The EMO-ONS is formulated to supply calories, essential fatty acids (omega-3 and omega-6), essential amino acids, and vitamins as a ready-to-drink option patients can consume as preferred, without taking enzyme capsules. While there was a patient preference for TAG-ONS compared to EMO-ONS in regard to both palatability and taste, the formulation of EMO-ONS used for the study had not been optimized for taste or appearance prior to this study with the product. The distributor of the product intends to optimize the taste of the product prior to commercialization while maintaining a similar formulation in terms of lipid profile, carbohydrates, sugars, protein, and vitamin content. This issue may be irrelevant in some tube feeding uses of the ONS.

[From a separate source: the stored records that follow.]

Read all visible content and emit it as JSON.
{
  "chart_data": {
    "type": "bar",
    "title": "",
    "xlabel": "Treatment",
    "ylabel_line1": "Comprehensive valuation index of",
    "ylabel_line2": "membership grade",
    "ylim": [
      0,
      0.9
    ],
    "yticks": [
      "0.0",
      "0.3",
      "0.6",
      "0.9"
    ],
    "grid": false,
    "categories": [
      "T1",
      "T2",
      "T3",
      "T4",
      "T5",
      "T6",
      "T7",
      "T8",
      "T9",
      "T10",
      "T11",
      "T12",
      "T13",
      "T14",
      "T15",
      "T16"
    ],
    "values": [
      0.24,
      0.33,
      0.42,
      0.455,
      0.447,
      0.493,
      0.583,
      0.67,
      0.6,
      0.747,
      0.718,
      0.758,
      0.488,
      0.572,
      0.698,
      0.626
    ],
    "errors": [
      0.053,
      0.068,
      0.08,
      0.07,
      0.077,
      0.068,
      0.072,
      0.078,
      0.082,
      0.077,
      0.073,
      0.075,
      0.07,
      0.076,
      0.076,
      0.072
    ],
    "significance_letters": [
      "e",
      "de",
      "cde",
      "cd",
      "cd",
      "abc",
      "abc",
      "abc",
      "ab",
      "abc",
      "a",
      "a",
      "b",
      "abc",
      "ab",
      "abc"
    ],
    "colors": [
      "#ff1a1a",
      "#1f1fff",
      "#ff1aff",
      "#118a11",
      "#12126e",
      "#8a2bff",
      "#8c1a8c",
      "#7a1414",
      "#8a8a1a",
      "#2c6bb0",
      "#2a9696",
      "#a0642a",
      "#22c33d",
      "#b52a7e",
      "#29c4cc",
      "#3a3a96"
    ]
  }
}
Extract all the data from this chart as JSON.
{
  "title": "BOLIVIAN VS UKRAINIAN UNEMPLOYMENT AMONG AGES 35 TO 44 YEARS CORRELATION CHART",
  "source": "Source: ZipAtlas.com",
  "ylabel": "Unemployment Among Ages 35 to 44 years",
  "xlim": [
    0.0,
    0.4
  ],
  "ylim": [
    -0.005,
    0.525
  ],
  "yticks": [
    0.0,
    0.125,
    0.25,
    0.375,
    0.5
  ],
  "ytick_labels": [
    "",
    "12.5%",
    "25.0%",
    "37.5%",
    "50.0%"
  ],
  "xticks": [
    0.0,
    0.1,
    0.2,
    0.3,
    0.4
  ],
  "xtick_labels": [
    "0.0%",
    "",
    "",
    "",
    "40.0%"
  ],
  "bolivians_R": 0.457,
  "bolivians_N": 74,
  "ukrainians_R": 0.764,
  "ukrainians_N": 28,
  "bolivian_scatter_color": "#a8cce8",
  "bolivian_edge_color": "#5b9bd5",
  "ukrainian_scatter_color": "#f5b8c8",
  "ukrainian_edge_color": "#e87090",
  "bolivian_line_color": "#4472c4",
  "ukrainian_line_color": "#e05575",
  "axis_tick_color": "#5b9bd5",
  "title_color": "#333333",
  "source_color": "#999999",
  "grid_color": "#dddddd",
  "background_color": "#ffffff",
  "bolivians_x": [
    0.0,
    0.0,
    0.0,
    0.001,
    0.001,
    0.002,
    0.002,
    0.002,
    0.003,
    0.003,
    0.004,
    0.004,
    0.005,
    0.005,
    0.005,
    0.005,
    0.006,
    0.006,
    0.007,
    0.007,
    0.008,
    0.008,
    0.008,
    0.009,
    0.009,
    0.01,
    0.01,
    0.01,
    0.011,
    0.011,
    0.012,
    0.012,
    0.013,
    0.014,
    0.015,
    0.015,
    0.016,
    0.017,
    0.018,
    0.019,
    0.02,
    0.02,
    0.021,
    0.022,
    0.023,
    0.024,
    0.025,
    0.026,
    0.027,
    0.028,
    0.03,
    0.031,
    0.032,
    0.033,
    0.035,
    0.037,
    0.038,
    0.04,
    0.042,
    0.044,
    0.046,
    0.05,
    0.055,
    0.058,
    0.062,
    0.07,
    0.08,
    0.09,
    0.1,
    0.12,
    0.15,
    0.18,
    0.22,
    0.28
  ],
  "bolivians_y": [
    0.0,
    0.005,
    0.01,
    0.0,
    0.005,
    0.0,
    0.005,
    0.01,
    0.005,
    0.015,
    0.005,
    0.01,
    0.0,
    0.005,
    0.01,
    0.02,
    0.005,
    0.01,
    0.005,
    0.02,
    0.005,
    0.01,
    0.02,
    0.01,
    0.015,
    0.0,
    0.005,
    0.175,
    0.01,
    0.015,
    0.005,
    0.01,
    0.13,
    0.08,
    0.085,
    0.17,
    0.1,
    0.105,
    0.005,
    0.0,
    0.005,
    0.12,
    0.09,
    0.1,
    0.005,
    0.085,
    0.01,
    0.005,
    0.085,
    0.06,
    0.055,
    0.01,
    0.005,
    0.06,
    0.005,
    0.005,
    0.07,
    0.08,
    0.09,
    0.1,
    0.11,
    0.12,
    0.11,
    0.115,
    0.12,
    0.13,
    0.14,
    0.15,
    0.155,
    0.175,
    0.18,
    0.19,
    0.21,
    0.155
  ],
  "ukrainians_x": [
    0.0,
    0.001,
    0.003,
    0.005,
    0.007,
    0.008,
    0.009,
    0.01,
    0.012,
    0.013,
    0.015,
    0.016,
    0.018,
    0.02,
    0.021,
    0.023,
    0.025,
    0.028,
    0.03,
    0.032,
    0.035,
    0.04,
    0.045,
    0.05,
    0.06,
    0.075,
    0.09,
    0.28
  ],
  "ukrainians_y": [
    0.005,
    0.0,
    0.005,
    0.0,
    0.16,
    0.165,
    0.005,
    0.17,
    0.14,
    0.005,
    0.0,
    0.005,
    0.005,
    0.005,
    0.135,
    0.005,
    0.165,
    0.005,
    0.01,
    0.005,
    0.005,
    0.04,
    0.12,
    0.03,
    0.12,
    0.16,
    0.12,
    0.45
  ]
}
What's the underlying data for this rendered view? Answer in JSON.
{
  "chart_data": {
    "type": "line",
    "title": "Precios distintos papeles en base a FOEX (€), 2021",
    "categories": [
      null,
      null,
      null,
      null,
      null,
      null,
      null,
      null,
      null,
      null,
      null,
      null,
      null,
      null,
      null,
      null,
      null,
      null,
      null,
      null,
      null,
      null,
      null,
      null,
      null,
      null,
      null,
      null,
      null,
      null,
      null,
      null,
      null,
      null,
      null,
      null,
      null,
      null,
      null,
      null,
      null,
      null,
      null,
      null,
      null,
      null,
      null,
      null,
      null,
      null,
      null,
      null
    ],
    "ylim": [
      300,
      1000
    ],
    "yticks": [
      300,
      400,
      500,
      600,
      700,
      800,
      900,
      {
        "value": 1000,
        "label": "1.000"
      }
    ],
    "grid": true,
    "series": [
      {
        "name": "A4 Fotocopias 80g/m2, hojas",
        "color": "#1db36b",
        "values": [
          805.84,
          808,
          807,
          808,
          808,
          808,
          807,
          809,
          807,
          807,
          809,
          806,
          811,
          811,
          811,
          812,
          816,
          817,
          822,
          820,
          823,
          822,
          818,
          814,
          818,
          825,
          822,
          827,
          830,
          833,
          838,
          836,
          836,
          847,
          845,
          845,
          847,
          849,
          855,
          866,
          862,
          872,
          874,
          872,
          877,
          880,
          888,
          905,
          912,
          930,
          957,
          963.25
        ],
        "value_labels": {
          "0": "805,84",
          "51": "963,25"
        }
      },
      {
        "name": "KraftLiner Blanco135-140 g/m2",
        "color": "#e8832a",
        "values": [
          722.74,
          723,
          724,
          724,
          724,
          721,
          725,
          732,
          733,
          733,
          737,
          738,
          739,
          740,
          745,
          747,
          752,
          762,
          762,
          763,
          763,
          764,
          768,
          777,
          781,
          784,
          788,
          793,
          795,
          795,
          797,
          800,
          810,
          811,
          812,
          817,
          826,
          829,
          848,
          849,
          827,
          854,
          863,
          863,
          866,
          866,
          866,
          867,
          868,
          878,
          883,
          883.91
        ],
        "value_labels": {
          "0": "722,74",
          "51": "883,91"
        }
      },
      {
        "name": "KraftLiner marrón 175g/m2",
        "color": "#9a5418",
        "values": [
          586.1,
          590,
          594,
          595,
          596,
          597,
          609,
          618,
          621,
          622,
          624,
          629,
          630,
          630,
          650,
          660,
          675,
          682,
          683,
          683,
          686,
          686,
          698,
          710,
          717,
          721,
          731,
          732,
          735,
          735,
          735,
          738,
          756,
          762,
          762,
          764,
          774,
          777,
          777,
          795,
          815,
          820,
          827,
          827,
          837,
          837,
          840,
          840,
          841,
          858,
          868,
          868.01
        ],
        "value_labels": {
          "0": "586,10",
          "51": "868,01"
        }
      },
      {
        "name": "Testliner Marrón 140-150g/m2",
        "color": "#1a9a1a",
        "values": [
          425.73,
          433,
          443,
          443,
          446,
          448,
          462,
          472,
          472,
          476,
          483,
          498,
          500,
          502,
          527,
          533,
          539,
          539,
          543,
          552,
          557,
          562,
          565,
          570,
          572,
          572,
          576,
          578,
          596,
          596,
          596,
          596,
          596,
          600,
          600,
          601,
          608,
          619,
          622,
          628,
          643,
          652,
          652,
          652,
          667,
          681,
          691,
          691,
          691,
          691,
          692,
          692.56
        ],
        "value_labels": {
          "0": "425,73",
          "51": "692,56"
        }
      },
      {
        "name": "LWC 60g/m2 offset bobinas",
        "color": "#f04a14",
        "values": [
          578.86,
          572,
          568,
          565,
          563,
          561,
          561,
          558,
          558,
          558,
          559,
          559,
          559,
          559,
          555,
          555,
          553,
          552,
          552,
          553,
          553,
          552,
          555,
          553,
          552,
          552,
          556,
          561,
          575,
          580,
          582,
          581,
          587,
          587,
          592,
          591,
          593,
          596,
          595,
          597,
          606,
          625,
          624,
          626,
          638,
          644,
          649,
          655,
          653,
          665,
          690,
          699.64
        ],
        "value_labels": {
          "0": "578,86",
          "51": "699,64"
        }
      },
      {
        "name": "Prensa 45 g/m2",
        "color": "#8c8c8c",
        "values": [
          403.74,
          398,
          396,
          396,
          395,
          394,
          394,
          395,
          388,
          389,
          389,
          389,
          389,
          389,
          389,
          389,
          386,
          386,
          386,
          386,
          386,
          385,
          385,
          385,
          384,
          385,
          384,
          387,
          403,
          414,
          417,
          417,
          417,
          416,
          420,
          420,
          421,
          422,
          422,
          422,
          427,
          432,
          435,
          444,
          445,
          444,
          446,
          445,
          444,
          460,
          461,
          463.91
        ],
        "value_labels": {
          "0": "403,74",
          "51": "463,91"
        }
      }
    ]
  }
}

There are several potential limitations associated with the present study. Since the study was exploratory in nature and since effect size and variability in triglyceride/lipid absorption in this population was unknown, a power analysis was not performed to determine an appropriate sample size. While the small number of patients enrolled in the study limits the ability to generalize its findings, other studies assessing postprandial lipid metabolism, or the use of a crossover study design have also enrolled a similarly small number of patients [
14,
16]. Additionally, since the study only included patients who were 12 years or older, no conclusions can be made related to the potential safety or beneficial results associated with the use of EMO-ONS in pediatric patients 11 years of age or younger, where PERT adherence and nutritional status are also important.